Creating feedback loops between operations and development is a critical part of devops. Developers use production feedback to drive decisions, improvements, and changes to the system: not just problem reports and user suggestions, but measurable data collected on how the system is working, on conversion rates or whatever metrics the business uses to determine success.


This means that you need to think about how to instrument your application, what metrics you need to collect, and make sure that the system is hooked into operations monitoring and management interfaces.


Becoming a full-stack developer


In devops you'll spend a lot of time thinking about and doing things other than designing, coding, and unit-testing application features.
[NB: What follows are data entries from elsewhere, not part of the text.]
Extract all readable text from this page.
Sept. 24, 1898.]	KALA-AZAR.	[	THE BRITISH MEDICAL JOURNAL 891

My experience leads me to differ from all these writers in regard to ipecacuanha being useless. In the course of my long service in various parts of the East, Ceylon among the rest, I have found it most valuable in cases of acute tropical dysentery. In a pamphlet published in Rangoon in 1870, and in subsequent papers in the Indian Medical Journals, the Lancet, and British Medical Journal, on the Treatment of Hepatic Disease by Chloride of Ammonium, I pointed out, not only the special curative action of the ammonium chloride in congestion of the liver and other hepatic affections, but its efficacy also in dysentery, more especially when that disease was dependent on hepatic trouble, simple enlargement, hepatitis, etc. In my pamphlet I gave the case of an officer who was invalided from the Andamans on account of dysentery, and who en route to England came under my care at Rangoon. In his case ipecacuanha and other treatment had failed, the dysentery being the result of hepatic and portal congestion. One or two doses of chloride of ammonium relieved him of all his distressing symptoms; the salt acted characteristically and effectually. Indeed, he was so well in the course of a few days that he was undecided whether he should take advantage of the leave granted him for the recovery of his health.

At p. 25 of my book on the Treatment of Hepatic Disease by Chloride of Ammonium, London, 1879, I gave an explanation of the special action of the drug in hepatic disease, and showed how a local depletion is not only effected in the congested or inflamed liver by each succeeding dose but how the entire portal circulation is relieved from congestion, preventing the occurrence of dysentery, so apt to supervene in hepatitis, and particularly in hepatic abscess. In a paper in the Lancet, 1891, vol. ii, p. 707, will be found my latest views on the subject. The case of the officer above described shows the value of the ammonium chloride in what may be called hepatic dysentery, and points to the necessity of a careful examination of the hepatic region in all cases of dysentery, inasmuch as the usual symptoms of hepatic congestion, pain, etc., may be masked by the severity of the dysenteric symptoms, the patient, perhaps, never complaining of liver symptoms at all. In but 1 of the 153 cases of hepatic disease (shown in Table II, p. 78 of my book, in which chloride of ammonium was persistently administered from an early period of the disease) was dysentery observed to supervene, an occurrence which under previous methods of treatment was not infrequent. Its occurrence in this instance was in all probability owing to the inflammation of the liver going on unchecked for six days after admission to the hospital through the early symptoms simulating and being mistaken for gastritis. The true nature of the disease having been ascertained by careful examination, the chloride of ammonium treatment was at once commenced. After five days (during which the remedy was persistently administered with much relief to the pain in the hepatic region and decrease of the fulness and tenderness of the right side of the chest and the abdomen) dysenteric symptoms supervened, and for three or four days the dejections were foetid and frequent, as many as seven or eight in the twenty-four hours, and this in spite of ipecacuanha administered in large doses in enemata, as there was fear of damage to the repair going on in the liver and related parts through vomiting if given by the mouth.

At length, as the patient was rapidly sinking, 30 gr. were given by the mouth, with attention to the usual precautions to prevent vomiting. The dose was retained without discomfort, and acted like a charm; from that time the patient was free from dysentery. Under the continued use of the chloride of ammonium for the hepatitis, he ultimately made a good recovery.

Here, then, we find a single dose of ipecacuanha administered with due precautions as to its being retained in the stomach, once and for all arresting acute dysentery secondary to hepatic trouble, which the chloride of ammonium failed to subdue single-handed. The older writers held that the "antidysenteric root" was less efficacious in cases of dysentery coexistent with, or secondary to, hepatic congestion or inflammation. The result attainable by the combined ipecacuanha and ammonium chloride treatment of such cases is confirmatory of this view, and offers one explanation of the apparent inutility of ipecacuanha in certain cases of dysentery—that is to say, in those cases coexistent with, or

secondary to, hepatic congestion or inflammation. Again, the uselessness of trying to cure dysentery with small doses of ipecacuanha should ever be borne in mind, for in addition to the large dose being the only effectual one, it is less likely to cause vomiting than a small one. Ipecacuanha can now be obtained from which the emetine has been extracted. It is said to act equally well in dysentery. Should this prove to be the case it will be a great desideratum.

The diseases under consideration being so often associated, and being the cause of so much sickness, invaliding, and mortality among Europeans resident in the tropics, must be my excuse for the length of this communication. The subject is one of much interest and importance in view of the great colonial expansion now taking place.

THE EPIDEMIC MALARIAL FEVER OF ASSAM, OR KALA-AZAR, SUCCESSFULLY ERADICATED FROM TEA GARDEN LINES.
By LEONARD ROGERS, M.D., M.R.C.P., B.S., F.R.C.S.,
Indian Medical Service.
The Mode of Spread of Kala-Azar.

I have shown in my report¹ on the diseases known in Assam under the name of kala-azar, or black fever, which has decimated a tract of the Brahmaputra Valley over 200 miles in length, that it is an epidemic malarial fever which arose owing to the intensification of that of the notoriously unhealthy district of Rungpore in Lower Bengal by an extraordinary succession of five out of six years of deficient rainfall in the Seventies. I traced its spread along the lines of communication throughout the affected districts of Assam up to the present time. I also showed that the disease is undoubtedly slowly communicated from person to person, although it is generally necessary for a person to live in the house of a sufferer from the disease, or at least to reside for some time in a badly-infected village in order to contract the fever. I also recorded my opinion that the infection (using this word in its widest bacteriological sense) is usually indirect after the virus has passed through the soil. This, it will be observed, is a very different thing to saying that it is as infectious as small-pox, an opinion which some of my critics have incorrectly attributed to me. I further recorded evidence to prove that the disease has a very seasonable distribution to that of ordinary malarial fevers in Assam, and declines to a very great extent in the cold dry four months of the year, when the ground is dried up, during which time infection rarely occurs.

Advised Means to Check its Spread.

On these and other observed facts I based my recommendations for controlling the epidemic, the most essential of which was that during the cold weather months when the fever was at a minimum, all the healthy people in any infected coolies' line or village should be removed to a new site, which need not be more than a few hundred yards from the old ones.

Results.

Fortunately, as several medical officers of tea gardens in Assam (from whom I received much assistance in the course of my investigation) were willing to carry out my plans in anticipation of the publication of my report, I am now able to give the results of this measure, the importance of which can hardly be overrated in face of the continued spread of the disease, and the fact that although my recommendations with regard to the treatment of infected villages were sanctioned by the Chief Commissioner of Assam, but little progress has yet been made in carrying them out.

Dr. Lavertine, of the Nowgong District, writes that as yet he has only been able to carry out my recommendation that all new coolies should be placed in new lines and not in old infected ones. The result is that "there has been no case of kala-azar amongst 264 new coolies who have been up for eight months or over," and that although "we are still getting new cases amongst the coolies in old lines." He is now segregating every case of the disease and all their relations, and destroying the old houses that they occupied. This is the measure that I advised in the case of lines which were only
Some examples:

  1. Packaging and planning feature rollouts (including how to measure success) and working with ops to roll-out system changes including changes to infrastructure.

  2. Building your continuous delivery or continuous deployment pipelines, including automating system tests as much as possible: integration testing, operations testing, security testing, and performance testing.

  3. Data analytics and data science to support A/B testing, designing metrics and analyzing the results.

  4. Monitoring and troubleshooting the system in production, making sure that it is working correctly, and fixing it if it isn't. Amazon's CTO describes this as “You build it, you run it." This can – and probably will – include being on call for code that you wrote in case something goes wrong.

  5. Working through failure and recovery scenarios with ops, and joining in “blameless post mortem” reviews when something goes wrong in production. Everyone involved with the system gets together to understand what happened, what went wrong, why it went wrong, what you and others can do to prevent a problem like this from happening again, and to make it easier to fix and recover from if it happens again. This includes everything from how to improve your design or your testing or the information that the system provides to ops, to how to improve information sharing between people in an incident, and what training or tools people need to do their jobs better. You then feed all of this back into how you work as part of a continuous improvement process, just as you would with Agile retrospectives.

All of this means that you may need to become more of what Facebook calls a full-stack developer: someone who knows a lot more not just about the app, but about the runtime environment, about the network and the operating system, and about how the system is configured, run, and monitored. You'll need to get closer to the metal, to understand more about the technology, how it works, how it scales, and how to make sure that it is secure. This can be a tall order, especially if you're more business focused and less technical.


Your work will also become more interrupt-driven and variable. Devops is a lot more like working in a startup than in an enterprise; a lot more like maintenance than project-based development. Just as Agile breaks big projects down into work that can be done in sprints, devops brings your focus down to piece work: getting a fix or change into production as quickly as possible, making sure that it works, getting feedback, and iterating. You'll also need to find ways to effectively balance support and operations tasks with development. You'll probably find that Kanban is a much better fit for how to manage your work than Scrum.


If you're already working in an Agile/Lean environment on a live system then devops will make perfect sense – you might already be doing devops without knowing it. But if you're used to designing and building a big system and then handing it off to ops and a sustaining engineering team, then devops is going to turn your world inside out.